Elke lidstaat neemt de maatregelen die nodig zijn om te bewerkstelligen dat de personen die worden getroffen door de in de artikelen 2 en 3 bedoelde maatregelen, beschikken over doeltreffende rechtsmiddelen om hun rechten te beschermen.

Artikel 5

Waarborgen

Dit kaderbesluit laat de verplichting om de grondrechten en de fundamentele beginselen, met inbegrip van met name het vermoeden van onschuld, zoals vervat in artikel 6 van het Verdrag betreffende de Europese Unie te eerbiedigen, onverlet.

Artikel 6

Omzetting

  • 1. 
    De lidstaten treffen de nodige maatregelen om uiterlijk 15 maart 2007 aan dit kaderbesluit te voldoen.
  • 2. 
    De lidstaten delen het secretariaat-generaal van de Raad en de Commissie uiterlijk op die datum de tekst mee van de bepalingen waarmee zij hun verplichtingen uit hoofde van dit kaderbesluit in hun nationale recht omzetten.
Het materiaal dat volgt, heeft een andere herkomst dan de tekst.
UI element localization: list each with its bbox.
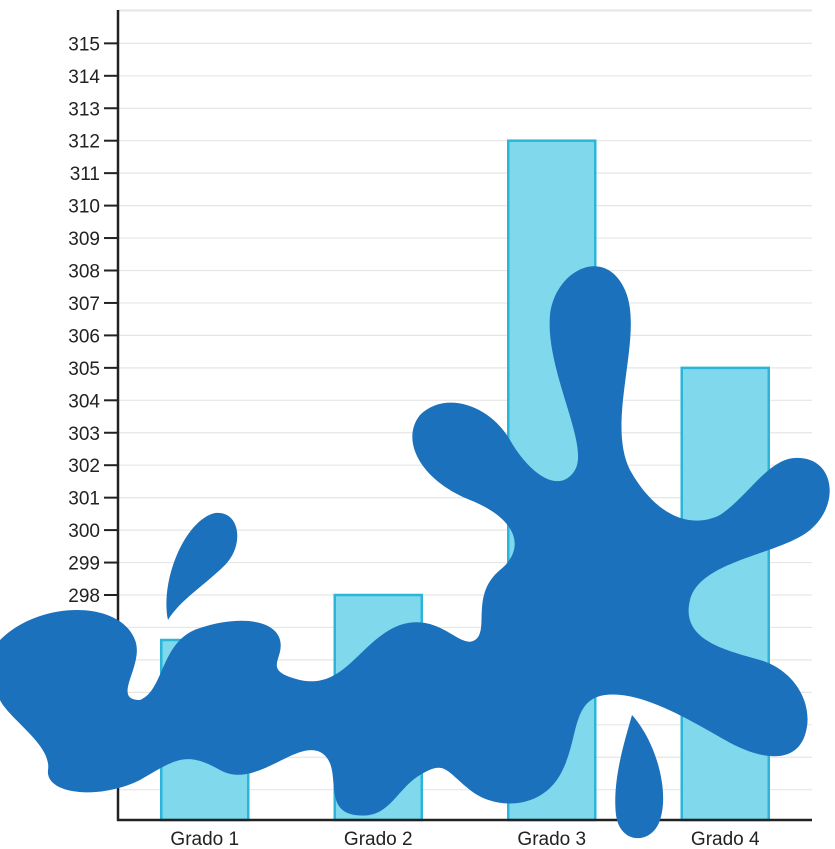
y-tick-label: 305: [68, 359, 100, 380]
y-tick-label: 298: [68, 586, 100, 607]
y-tick-label: 311: [70, 164, 100, 185]
x-tick-label: Grado 3: [517, 829, 586, 849]
splash-drop-left: [166, 512, 238, 620]
y-tick-label: 309: [68, 229, 100, 250]
y-tick-label: 314: [68, 67, 100, 88]
y-tick-label: 304: [68, 391, 100, 412]
y-tick-label: 313: [68, 99, 100, 120]
y-tick-label: 308: [68, 262, 100, 283]
y-tick-label: 301: [68, 489, 100, 510]
x-tick-label: Grado 2: [344, 829, 413, 849]
y-tick-label: 303: [68, 424, 100, 445]
y-tick-label: 315: [68, 34, 100, 55]
x-tick-labels: Grado 1 Grado 2 Grado 3 Grado 4: [170, 829, 760, 849]
y-tick-label: 302: [68, 456, 100, 477]
splash-drop-bottom: [615, 715, 664, 839]
ink-splash: [0, 266, 830, 839]
y-axis: 298 299 300 301 302 303 304 305 306 307 308 309 310 3…: [68, 10, 120, 821]
x-tick-label: Grado 1: [170, 829, 239, 849]
splash-main: [0, 266, 830, 816]
y-tick-label: 307: [68, 294, 100, 315]
y-tick-label: 300: [68, 521, 100, 542]
y-tick-label: 306: [68, 326, 100, 347]
y-tick-label: 310: [68, 197, 100, 218]
y-tick-label: 299: [68, 554, 100, 575]
y-tick-label: 312: [68, 132, 100, 153]
x-tick-label: Grado 4: [691, 829, 760, 849]
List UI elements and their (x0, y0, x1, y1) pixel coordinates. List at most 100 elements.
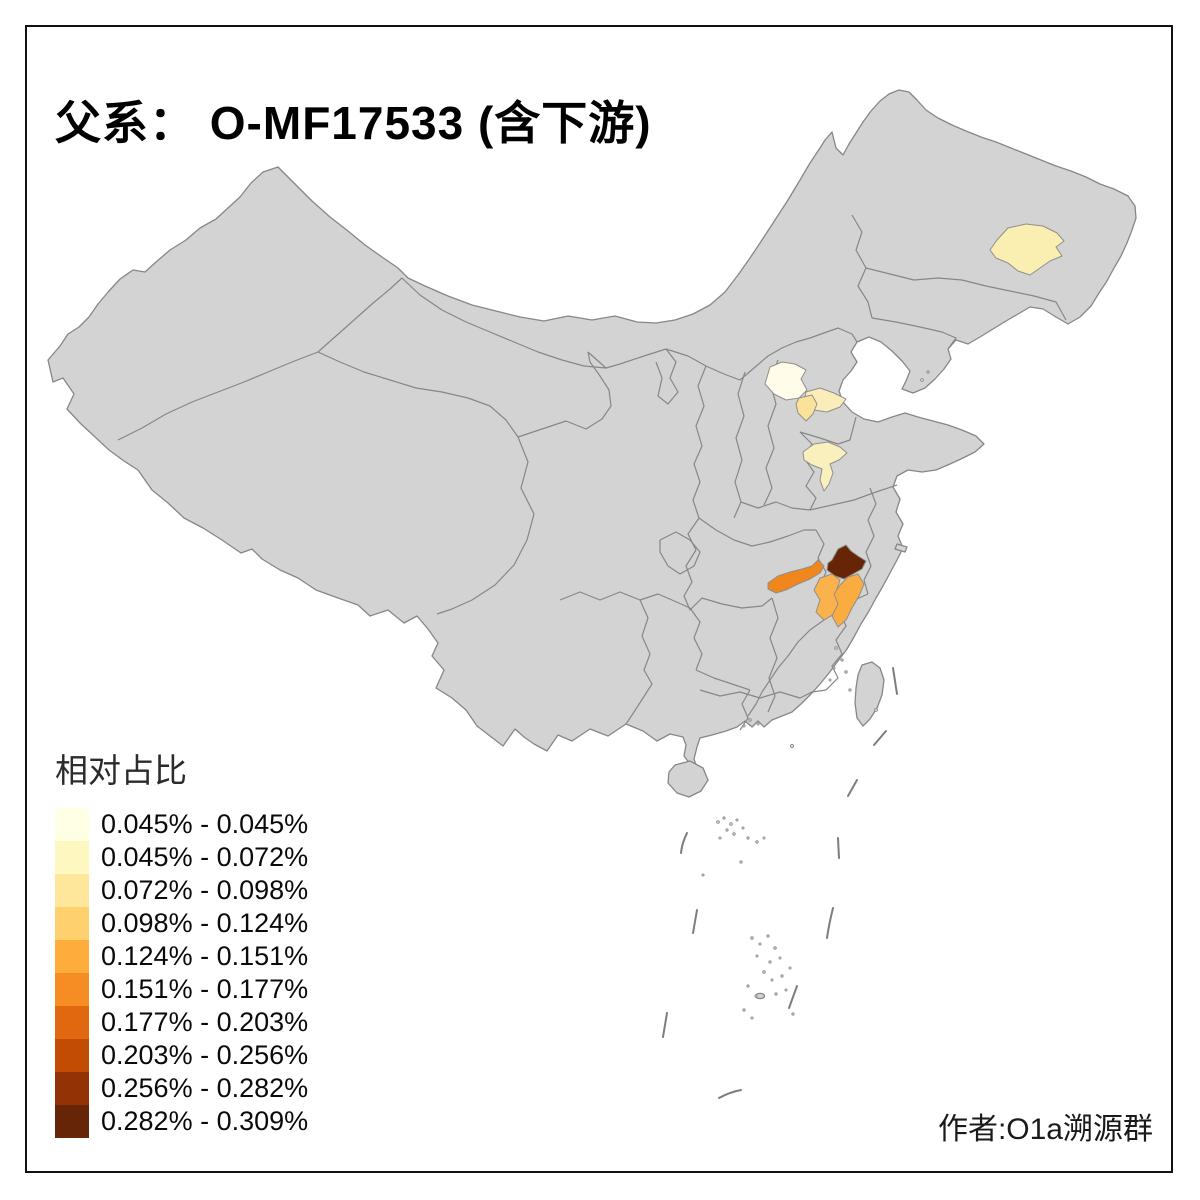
legend-swatch (55, 874, 89, 907)
legend-label: 0.045% - 0.045% (101, 809, 309, 839)
dash-segment (892, 667, 898, 695)
islet-dot (828, 678, 832, 682)
islet-dot (716, 820, 720, 824)
taiwan-island (854, 661, 885, 727)
islet-dot (732, 832, 736, 836)
province-border (401, 277, 621, 369)
islet-dot (788, 966, 792, 970)
province-border (117, 351, 319, 441)
islet-dot (755, 840, 759, 844)
islet-dot (746, 836, 750, 840)
islet-dot (844, 670, 848, 674)
legend-row: 0.203% - 0.256% (55, 1039, 308, 1072)
legend-title: 相对占比 (55, 752, 187, 789)
dash-segment (837, 837, 840, 859)
legend-row: 0.045% - 0.045% (55, 808, 308, 841)
province-border (863, 487, 877, 595)
dash-segment (873, 730, 887, 746)
islet-dot (762, 970, 766, 974)
legend-label: 0.203% - 0.256% (101, 1040, 309, 1070)
province-border (692, 365, 707, 519)
legend-row: 0.282% - 0.309% (55, 1105, 308, 1138)
islet-dot (718, 836, 722, 840)
legend: 相对占比 0.045% - 0.045% 0.045% - 0.072% 0.0… (55, 744, 308, 1138)
dash-segment (692, 909, 698, 934)
islet-dot (840, 658, 844, 662)
province-border (871, 317, 957, 350)
province-border (809, 484, 898, 511)
province-border (317, 351, 519, 438)
legend-swatch (55, 808, 89, 841)
dash-segment (788, 985, 798, 1009)
mainland-outline (47, 89, 1137, 769)
islet-dot (701, 873, 705, 877)
islet-dot (742, 724, 746, 728)
islet-dot (766, 934, 770, 938)
province-border (619, 327, 858, 381)
dash-segment (680, 832, 688, 854)
legend-label: 0.256% - 0.282% (101, 1073, 309, 1103)
region-east-highlight (802, 441, 848, 492)
islet-dot (768, 960, 772, 964)
legend-row: 0.177% - 0.203% (55, 1006, 308, 1039)
province-border (671, 599, 703, 671)
islet-dot (774, 992, 778, 996)
legend-label: 0.151% - 0.177% (101, 974, 309, 1004)
legend-swatch (55, 1006, 89, 1039)
legend-swatch (55, 907, 89, 940)
province-border (701, 597, 773, 609)
legend-row: 0.098% - 0.124% (55, 907, 308, 940)
islet-dot (741, 826, 745, 830)
province-border (587, 351, 607, 369)
islet-dot (832, 666, 836, 670)
islet-dot (780, 974, 784, 978)
province-border (698, 517, 816, 547)
islet-dot (926, 370, 930, 374)
province-border (733, 371, 746, 519)
islet-dot (750, 936, 754, 940)
province-border (865, 267, 1067, 321)
region-north-a-highlight (764, 361, 808, 401)
islet-dot (725, 828, 729, 832)
province-border (695, 669, 751, 691)
islet-dot (778, 956, 782, 960)
attribution: 作者:O1a溯源群 (937, 1113, 1153, 1146)
dash-segment (826, 907, 834, 939)
region-central-dark-highlight (826, 544, 867, 580)
legend-swatch (55, 841, 89, 874)
islet-dot (790, 744, 795, 749)
page-title: 父系： O-MF17533 (含下游) (55, 96, 652, 149)
legend-row: 0.072% - 0.098% (55, 874, 308, 907)
province-border (699, 689, 827, 699)
legend-label: 0.045% - 0.072% (101, 842, 309, 872)
province-border (659, 531, 701, 575)
islet-dot (762, 836, 766, 840)
region-northeast-highlight (989, 223, 1065, 276)
region-north-c-highlight (795, 394, 818, 422)
province-border (767, 597, 779, 713)
highlight-regions (764, 223, 1065, 628)
province-border (740, 501, 811, 511)
dash-segment (718, 1089, 742, 1099)
legend-label: 0.072% - 0.098% (101, 875, 309, 905)
province-border (799, 416, 857, 445)
province-border (655, 348, 679, 405)
islet-dot (739, 860, 743, 864)
islet-dot (750, 1016, 754, 1020)
legend-row: 0.124% - 0.151% (55, 940, 308, 973)
islet-dot (834, 646, 838, 650)
islet-dot (754, 994, 758, 998)
province-border (517, 351, 612, 438)
islet-dot (920, 378, 924, 382)
legend-rows: 0.045% - 0.045% 0.045% - 0.072% 0.072% -… (55, 808, 308, 1138)
region-central-east-highlight (831, 573, 865, 628)
islet-dot (755, 954, 759, 958)
dash-segment (847, 779, 858, 797)
china-mainland (47, 89, 1137, 1000)
region-central-west-highlight (767, 559, 825, 594)
islet-dot (729, 822, 733, 826)
islet-dot (848, 688, 852, 692)
legend-row: 0.256% - 0.282% (55, 1072, 308, 1105)
nine-dash-line (662, 667, 898, 1099)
De Raad gaat op basis van een verslag dat aan de hand van deze gegevens is opgesteld en van een schriftelijk verslag van de Commissie voor 15 juni 2007 na in hoeverre de lidstaten de nodige maatregelen hebben getroffen om dit kaderbesluit na te leven.

Artikel 7

Inwerkingtreding

Dit kaderbesluit treedt in werking op de dag van zijn bekendmaking in het Publicatieblad van de Europese Unie.

Gedaan te Brussel, 24 februari 2005.

Voor de Raad

De voorzitter

  • N. 
    SCHMIT
 

 

Deze samenvatting is overgenomen van EUR-Lex.